The X and Y calipers are provided with aluminum shields to protect them from metal chips and impacts. The shields are supported at both ends.
Packaging of the Z axis went especially well. It fits into the space which was previously occupied by the depth stop, where it is nicely out of harm's way. The cable rubs on the inner wall of the head casting, but it'll be years before that becomes an issue.
These two show the circuit board on which the translator circuit lives.
Note the plywood backing used as a freeform insulating support for the boards. Not according to the rules for a commercial product due to it's combustibility, but very handy for quick hookups and the general layout of electrical or piping systems. I've previously used such a sheet for laying out a compressed air valving system including "instant" tube fittings (see McMasterCarr Pg 135) and semi-rigid polyurethane hose. Check this stuff out if you're still using rigid pipe to carry air. Laying things out on plywood like this is convenient because it provides a base rigid enough to support valves and off-board runs, while allowing rapid attachment (using #6 or #8 robertson drive pan head screws) anywhere on the sheet. But I digress...
Along the bottom of the board are the caliper plugs, and the bypass buttons that allow the caliper's data/clock lines to be used in place of the calipers' front panel buttons (which are rendered inaccessible by the shields). The seventh switch, located at the right, is a reset switch for the whole board.

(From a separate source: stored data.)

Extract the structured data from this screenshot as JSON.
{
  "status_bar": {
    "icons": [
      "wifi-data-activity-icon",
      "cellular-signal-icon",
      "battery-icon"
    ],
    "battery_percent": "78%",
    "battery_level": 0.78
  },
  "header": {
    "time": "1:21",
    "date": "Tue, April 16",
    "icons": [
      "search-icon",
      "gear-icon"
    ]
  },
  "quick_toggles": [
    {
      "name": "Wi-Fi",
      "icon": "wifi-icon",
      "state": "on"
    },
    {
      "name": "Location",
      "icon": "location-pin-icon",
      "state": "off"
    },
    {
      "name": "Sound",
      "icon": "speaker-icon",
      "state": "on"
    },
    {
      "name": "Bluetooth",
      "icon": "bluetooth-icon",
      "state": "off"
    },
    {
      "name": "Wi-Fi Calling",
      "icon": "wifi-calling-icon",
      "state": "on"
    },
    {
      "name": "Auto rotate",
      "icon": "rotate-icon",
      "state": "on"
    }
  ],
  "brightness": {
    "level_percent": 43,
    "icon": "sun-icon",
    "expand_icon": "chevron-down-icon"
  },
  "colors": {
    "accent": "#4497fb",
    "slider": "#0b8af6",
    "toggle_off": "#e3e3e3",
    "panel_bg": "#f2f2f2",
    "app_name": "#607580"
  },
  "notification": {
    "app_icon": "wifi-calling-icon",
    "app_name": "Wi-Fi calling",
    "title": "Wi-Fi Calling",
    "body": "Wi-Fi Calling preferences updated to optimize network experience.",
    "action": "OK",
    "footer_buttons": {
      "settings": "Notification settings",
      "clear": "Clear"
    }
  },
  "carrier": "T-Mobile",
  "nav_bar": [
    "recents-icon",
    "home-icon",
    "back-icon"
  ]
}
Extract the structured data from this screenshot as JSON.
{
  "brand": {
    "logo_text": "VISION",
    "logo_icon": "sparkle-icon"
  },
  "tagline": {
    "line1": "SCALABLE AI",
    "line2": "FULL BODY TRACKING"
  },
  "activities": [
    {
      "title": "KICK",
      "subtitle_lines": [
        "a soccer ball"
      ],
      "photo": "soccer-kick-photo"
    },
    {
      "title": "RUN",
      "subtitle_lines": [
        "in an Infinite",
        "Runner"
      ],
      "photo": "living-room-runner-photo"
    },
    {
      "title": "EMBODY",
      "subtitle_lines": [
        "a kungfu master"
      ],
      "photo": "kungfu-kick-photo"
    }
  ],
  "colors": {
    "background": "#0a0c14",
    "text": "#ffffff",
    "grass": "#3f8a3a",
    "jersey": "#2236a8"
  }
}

A red LED is used as a general purpose signaler for troubleshooting. Now that the board works I don't use it any more, but it hasn't been worth my time to take it off yet. It may find future use as I grow the unit's capacity.
The 3 conductor ribbon cable carries the RS232 signals from the PC's motherboard. The yellow/black cable carries +5VSB from the computer's ATX power supply.
The +5/GND/GND/+12 connector is for future growth, as is the second three conductor ribbon cable.
Also shown is a view of the computer and controller casing together, with the access door for the controller open. The keyboard is hinged out of the way to allow access.
These last two show the PC display and the back of the PC.
The three x/y/z triplets at the left are the three stored register locations. The current indicated position can be moved into any one of these registers for later use. "Origin 0" means that the first of the two coordinate systems is being used. They can be independently scaled and offset.
At the bottom right is a field used for user interface. When entering data, there'll be a question like: "NEW X POSITION" in this field.
The back of the computer and controller show the wires I'm using to run the calipers. If you've got good eyes, you'll see that one of them is a keyboard cable, and the other two are from deceased mice (Thank's to the IS folks at work here for donating the cords from dead mice/kbd. One of the more unusual requests they'd had in a while.)
If anyone's interested in the board schematics, layouts, the software, or general hints on how to build this sort of thing, feel free to email me.
Plans for the future include:
The next stage of the game is for the PC to control the motion of the slides as well. That will allow me to cut slants, circles, and finally start carving real moulds for casting. As of 20060129 I've got a motor connected to the Y axis feed, the motor board partially populated and ready for firmware, a simple G-Code program written for testing, and a number thoughts about how to run the control loop.